The Electronic Payments Coalition late Wednesday filed an Amicus brief on behalf of the plaintiffs in a lawsuit challenging the Illinois Interchange Fee Prohibition Act.
The lawsuit, brought by Illinois Bankers Association, Illinois Credit Union League, American Bankers Association, and America’s Credit Unions and filed last month in the United States District Court of Northern Illinois, seeks to overturn the law, which was passed as part of Illinois’s budget for the coming fiscal year.
In the document, the EPC contends the law is “a first of its kind piece of legislation” that “unilaterally restructured interchange fees” and is “an example of troubling self-dealing by a state government.”
The EPC states that it agrees with the plaintiffs that the Illinois Interchange Fee Prohibition Act “is preempted by federal law which ensures that the national payment system is not subject to a balkanized regulatory regime.”
An Amicus brief, or friend-of-the-court brief, is a legal document filed by an individual or organization that is not a party to a case but has an interest in the outcome. The brief is intended to provide the court with outside information, expertise, or arguments that can help the court make a decision in the case.
In addition to preempting federal law, the EPC argues the Illinois Interchange Fee Prohibition Act “raises serious concerns under the Fifth and Fourteenth Amendments’ requirement that states give just compensation for the benefits they receive from the infrastructure they access to increase revenue.”
The Illinois Interchange Fee Prohibition Act, which is scheduled to go into effect July 1, 2025, exempts Illinois merchants from paying interchange on sales tax and gratuities linked to credit and debit card transactions. In exchange, the state will cap what merchants earn for collecting sales tax at $1,000 per month.
In a statement, EPC Executive Chairman Richard Hunt said: “The new law in Illinois puts [the electronic payments] system at risk by creating credit card chaos which will predominately fall on the smallest businesses while the largest mega-stores reap any perceived benefit.”
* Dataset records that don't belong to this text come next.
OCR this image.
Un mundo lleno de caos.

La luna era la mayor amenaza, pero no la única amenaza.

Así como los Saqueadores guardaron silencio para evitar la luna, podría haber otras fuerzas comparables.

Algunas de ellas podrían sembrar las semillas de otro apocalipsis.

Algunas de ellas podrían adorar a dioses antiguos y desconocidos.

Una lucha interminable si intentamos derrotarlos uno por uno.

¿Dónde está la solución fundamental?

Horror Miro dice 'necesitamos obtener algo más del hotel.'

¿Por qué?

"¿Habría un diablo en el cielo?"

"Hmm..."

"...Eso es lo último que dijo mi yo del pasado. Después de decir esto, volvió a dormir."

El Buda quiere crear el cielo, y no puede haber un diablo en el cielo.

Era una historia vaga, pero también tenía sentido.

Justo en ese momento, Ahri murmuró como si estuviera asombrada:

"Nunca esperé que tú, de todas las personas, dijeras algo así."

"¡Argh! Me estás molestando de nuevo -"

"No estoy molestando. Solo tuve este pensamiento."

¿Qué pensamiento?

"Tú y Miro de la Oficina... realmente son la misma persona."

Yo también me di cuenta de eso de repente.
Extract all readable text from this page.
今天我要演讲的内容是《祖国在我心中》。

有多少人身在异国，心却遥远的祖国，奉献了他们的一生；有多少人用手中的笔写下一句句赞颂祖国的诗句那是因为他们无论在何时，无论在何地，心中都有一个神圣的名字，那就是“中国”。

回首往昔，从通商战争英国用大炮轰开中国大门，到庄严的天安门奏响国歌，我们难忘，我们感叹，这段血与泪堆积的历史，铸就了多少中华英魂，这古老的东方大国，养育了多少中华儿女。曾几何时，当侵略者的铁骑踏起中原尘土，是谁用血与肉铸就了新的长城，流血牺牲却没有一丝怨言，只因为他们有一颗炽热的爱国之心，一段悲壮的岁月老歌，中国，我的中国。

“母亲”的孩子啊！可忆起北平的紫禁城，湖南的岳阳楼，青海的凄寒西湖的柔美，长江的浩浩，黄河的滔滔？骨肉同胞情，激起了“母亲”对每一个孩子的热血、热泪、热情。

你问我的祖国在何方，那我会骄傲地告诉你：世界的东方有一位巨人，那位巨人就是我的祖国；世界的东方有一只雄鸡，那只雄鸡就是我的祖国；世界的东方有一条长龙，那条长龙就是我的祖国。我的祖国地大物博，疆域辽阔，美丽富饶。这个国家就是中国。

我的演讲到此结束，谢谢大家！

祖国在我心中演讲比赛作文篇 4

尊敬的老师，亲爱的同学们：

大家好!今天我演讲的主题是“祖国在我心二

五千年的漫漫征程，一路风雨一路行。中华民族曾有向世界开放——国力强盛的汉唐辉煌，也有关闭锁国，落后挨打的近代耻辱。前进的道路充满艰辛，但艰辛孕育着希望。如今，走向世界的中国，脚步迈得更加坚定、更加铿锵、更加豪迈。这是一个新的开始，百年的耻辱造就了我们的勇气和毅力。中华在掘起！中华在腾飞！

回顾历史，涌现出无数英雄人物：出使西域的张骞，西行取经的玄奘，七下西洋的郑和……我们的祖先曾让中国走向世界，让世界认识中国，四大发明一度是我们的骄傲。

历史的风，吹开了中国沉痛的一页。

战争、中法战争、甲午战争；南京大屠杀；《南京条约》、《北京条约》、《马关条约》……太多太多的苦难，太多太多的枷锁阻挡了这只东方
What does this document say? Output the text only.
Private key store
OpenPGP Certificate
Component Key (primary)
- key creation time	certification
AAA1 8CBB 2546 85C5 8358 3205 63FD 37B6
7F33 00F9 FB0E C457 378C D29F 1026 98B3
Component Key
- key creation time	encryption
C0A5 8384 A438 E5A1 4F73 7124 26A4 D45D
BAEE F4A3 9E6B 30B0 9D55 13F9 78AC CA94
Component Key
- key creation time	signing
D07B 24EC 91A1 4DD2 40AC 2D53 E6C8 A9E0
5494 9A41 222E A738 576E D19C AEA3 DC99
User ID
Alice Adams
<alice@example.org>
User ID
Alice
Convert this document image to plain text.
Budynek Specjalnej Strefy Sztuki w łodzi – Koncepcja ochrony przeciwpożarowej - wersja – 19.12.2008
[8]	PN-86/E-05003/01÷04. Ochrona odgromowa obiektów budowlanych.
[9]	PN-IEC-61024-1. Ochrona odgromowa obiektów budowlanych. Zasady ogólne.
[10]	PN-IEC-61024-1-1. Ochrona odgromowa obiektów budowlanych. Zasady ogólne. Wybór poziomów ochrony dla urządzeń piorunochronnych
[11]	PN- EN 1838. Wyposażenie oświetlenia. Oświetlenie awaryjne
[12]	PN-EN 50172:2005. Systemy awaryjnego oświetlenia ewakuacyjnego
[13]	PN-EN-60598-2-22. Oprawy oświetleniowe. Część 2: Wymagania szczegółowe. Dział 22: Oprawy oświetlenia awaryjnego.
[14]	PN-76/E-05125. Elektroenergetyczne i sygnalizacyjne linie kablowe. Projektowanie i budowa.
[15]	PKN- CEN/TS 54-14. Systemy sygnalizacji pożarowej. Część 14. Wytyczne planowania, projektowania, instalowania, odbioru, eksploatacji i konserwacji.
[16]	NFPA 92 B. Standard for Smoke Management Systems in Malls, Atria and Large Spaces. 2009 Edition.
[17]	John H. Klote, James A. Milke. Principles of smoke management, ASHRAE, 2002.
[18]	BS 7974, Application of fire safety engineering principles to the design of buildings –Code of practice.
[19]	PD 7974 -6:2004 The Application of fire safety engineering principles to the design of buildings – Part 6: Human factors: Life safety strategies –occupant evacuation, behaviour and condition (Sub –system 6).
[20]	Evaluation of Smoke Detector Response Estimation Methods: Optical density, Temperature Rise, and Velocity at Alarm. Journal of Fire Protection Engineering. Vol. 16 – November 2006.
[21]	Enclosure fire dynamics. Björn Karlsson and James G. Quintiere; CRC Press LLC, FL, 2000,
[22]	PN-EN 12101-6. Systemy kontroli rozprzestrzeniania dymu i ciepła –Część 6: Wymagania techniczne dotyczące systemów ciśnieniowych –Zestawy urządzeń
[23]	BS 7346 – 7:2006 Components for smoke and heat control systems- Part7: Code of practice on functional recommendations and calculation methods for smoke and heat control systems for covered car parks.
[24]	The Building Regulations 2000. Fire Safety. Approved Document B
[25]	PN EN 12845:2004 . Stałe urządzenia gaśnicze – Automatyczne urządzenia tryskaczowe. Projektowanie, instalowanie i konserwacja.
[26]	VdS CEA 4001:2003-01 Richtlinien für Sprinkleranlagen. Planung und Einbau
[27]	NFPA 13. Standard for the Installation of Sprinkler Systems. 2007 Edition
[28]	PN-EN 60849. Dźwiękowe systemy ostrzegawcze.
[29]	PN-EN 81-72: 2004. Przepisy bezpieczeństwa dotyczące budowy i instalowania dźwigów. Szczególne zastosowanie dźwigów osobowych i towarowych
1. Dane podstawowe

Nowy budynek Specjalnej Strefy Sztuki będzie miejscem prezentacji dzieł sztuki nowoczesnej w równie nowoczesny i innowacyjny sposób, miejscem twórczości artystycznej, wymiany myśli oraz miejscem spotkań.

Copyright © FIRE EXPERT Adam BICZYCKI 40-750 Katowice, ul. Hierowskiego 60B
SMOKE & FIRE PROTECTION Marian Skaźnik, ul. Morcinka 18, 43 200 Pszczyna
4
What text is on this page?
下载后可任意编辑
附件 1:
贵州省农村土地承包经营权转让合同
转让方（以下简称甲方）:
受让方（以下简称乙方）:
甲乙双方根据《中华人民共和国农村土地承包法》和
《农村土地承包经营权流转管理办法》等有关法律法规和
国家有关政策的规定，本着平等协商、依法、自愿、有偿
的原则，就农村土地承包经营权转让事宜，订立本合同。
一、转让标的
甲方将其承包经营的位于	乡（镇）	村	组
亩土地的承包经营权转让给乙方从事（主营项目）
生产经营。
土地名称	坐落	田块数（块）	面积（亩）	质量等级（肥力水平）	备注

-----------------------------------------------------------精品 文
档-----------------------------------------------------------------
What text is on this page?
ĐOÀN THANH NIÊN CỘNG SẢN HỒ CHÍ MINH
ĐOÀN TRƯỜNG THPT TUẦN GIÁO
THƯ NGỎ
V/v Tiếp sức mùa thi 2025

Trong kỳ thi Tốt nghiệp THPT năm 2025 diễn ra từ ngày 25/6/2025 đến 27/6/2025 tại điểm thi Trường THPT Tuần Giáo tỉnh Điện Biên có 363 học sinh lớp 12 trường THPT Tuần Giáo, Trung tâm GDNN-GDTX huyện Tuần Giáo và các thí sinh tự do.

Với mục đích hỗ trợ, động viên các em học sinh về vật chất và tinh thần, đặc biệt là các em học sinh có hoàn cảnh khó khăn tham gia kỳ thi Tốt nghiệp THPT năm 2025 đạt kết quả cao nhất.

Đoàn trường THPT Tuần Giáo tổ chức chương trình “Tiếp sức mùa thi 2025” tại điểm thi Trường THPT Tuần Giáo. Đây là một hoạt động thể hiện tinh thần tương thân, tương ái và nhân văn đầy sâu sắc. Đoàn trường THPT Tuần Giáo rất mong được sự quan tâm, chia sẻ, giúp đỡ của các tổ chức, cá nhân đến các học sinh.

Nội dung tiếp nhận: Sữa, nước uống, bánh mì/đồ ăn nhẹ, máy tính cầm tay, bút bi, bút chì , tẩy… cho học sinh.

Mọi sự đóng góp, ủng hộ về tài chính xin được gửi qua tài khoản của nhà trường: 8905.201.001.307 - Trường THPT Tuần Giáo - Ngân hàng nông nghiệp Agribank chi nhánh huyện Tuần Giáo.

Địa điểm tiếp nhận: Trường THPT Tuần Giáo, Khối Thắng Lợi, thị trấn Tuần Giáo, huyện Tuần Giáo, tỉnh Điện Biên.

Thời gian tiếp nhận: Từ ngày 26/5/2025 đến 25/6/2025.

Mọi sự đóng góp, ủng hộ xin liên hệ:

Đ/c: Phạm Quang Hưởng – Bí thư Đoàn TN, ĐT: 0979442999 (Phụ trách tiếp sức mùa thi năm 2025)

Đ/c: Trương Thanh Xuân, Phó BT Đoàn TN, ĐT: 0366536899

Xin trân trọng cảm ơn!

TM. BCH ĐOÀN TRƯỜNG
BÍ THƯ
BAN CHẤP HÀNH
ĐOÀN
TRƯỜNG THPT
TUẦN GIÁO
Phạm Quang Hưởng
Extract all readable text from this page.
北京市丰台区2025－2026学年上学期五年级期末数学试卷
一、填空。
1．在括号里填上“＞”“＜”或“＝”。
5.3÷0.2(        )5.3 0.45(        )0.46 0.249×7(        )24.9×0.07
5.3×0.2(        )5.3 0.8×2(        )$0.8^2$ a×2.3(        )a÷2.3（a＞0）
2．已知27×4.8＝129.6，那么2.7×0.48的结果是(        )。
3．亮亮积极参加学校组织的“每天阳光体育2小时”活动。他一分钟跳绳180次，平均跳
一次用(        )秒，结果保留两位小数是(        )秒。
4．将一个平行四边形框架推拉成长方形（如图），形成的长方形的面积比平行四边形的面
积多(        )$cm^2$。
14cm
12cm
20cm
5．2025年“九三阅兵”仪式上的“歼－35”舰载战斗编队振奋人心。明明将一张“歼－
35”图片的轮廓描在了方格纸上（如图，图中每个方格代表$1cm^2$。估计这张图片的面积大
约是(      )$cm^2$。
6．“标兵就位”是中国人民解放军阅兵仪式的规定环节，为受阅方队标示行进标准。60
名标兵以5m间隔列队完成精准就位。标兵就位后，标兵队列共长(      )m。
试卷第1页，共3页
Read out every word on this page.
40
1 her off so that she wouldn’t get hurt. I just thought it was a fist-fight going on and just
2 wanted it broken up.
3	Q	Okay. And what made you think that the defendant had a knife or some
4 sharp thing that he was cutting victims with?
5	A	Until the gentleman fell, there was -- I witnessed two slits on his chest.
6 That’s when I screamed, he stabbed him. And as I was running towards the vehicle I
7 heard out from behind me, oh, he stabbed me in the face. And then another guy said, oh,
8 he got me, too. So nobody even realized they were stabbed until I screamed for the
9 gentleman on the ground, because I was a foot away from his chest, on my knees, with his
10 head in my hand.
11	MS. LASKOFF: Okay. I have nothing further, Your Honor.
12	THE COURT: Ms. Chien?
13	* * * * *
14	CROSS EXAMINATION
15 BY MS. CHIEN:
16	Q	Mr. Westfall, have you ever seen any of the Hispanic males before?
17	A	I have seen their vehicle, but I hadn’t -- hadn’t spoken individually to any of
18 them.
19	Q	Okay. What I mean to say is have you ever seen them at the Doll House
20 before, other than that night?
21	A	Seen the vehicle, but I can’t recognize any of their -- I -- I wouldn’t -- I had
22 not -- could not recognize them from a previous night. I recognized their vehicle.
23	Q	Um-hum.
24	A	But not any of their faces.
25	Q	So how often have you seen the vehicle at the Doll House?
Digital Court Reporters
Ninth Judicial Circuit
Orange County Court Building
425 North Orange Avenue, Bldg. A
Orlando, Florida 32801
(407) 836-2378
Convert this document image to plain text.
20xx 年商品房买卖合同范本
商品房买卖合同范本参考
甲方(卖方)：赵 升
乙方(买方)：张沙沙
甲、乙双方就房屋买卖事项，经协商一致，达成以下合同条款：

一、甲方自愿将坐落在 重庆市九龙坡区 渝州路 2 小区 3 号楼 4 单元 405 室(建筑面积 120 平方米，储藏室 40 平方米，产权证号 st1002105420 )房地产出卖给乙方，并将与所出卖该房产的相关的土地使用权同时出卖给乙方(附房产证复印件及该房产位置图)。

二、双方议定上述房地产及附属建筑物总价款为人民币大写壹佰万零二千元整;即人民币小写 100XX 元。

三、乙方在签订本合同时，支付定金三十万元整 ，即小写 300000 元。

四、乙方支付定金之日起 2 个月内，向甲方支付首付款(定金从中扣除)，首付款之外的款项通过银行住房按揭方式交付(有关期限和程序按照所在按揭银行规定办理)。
Hunt added that the United States economy is “built and dependent upon electronic payments” and that the system is often taken for granted because it is “hassle-free and secure.”
Filing such a brief this early in a lawsuit, before a ruling has been made in the case, is rare, according to legal and payments experts.
“It is more common to see these briefs filed in appellate court,” says Doug Kantor, executive committee member for the Merchants Payment Coalition and general counsel for the National Association of Convenience Stores.
Whether the brief will be effective at swaying the court’s decision is a coin toss, as there are many subjective factors involved, such as the quality of the argument, what’s being asked of the court, and whether the judge chooses to accept the brief.
“A well-reasoned Amicus brief from a credible party is helpful, but certainly not dispositive,” Eric Grover, principal at payments consultancy Intrepid Ventures, says by email. “Ultimately, the suit will be won or lost based on its legal merits.”
The MPC’s Kantor counters the brief is unlikely to have much influence with the court because of the merits of the Illinois law. “I doubt this will be as helpful as [the EPC] thinks, “Kantor says. “The Illinois law is not a pre-emptive law.”
Grover adds that the best outcome would be for the Illinois’s legislature to repeal the law as it “would hurt consumers, merchants, banks, and the payments industry, be enormously expensive, and take at least [three] to [five] years to implement, and set the stage for a patchwork of customized interchange price controls at the state level.”